6.  Upon completion, `execute_workflow` returns the final state, including data specified in the recipe's `final_outputs`.
7.  `app.py` displays these final outputs.

## **Documentation**

For more detailed information on building recipes and creating custom Python tasks, please refer to the guides in the `docs/` directory:

-   **`docs/recipes.md`**: A comprehensive guide to the recipe file structure, defining user inputs, nodes, edges, model configurations, and final outputs, with examples.
-   **`docs/custom_tasks.md`**: Explains how to create and register custom Python functions using the new registry system and use them in recipes via `function_task` nodes.

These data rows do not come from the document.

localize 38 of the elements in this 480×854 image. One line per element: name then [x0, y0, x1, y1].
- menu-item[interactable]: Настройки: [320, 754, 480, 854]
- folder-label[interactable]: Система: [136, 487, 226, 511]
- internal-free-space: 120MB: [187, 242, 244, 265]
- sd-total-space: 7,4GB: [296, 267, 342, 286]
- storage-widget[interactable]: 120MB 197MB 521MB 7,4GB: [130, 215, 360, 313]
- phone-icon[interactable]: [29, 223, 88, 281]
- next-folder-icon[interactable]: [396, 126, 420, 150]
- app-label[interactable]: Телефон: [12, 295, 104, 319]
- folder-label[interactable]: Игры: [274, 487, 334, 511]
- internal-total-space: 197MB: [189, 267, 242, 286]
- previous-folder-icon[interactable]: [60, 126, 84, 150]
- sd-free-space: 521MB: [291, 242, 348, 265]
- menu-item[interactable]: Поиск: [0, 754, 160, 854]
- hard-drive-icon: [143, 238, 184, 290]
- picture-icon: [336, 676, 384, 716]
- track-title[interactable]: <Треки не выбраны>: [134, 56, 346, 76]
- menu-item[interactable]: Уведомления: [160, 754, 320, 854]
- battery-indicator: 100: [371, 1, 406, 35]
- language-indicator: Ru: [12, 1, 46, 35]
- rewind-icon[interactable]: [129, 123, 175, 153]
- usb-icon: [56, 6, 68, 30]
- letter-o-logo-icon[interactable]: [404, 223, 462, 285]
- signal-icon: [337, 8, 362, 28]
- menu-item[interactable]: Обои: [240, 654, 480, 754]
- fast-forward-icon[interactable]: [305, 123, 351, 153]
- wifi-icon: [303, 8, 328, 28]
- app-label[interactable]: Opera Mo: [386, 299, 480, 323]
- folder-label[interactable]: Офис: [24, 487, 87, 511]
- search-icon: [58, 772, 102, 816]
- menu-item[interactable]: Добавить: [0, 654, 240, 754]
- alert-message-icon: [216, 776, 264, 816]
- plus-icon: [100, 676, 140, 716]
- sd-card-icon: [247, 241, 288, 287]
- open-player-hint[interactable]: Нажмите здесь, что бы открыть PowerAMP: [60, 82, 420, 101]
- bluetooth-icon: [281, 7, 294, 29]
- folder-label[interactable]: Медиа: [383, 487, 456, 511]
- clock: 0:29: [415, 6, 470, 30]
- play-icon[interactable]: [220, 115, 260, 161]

## Future Development & Considerations

*   **Full LangGraph Implementation**: Continue enhancing `compile_workflow` to robustly support more complex graph features (e.g., advanced conditional branching, error handling paths, parallel execution for independent tasks).
*   **HITL Node Types**: Fully implement `hitl` nodes for human review and intervention steps.
*   **Error Handling and Resilience**: Improve global and per-node error handling and reporting in workflows.
*   **UI/UX Enhancements**: Improve the Streamlit app for better user experience, especially for visualizing workflow progress and handling complex inputs/outputs.